One of the accusers of Hollywood producer Harvey Weinstein was told by police to delete any files from her phone that she wanted to keep private, prosecutors have admitted.
Assistant District Attorney Joan Illuzzi-Orbon said the complainant was told by a detective to “delete anything she did not want anyone to see”.
Harvey Weinstein’s lawyer said the development “undermines” the case.
He faces charges involving alleged assaults on two women. The Hollywood producer denies the charges.
Joan Illuzzi-Orbon wrote in a letter to Harvey Weinstein’s lawyer, Ben Brafman: “My office had asked Complainant 2 to produce any and all cell phones that she might have used during the time she interacted with the defendant.”

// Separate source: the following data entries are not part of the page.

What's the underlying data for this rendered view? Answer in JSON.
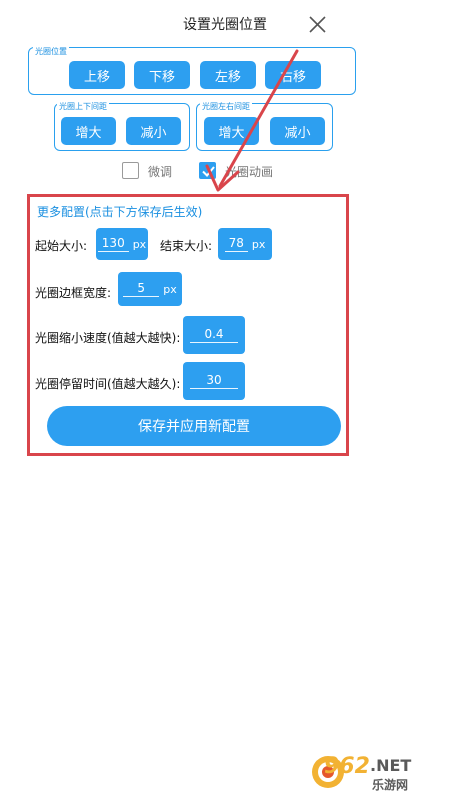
{
  "header": {
    "title": "设置光圈位置"
  },
  "position_group": {
    "label": "光圈位置",
    "buttons": {
      "up": "上移",
      "down": "下移",
      "left": "左移",
      "right": "右移"
    }
  },
  "vertical_spacing_group": {
    "label": "光圈上下间距",
    "increase": "增大",
    "decrease": "减小"
  },
  "horizontal_spacing_group": {
    "label": "光圈左右间距",
    "increase": "增大",
    "decrease": "减小"
  },
  "options": {
    "fine_tune": {
      "label": "微调",
      "checked": false
    },
    "aperture_animation": {
      "label": "光圈动画",
      "checked": true
    }
  },
  "more_config": {
    "title": "更多配置(点击下方保存后生效)",
    "start_size": {
      "label": "起始大小:",
      "value": "130",
      "unit": "px"
    },
    "end_size": {
      "label": "结束大小:",
      "value": "78",
      "unit": "px"
    },
    "border_width": {
      "label": "光圈边框宽度:",
      "value": "5",
      "unit": "px"
    },
    "shrink_speed": {
      "label": "光圈缩小速度(值越大越快):",
      "value": "0.4"
    },
    "stay_time": {
      "label": "光圈停留时间(值越大越久):",
      "value": "30"
    },
    "save_button": "保存并应用新配置"
  },
  "watermark": {
    "number": "962",
    "suffix": ".NET",
    "site": "乐游网"
  },
  "colors": {
    "accent": "#2d9ff0",
    "highlight": "#d9454b"
  }
}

However, she adds that the woman said she was then advised to remove files “before providing the phones to our office”.
Despite this advice, the woman still provided the phones used to communicate with Harvey Weinstein “without any deletions”, Joan Illuzzi-Orbon said.
Ben Brafman later released a statement in response to the letter, saying the news “further undermines the integrity of an already deeply flawed indictment of Mr. Weinstein”.
The lawyer earlier requested that the entire case be dismissed.
Last week a charge against Harvey Weinstein by actress Lucia Evans was dismissed by a judge in New York after she was said to have given a differing account of events.
Hervey Weinstein has been accused of assault by more than 70 women.
The accusations against the producer helped awaken the #MeToo movement, which has seen hundreds of women accusing high-profile men in business, government and entertainment of sexual abuse and harassment.
Harvey Weinstein, 66, has agreed to wear a GPS tracker and to surrender his passport.
The film mogul also faces additional investigations in Los Angeles and London, and by the US federal government.
Harvey Weinstein, who has been on $1 million bail since his arrest in May, denies having non-consensual contacts, his lawyers have previously said.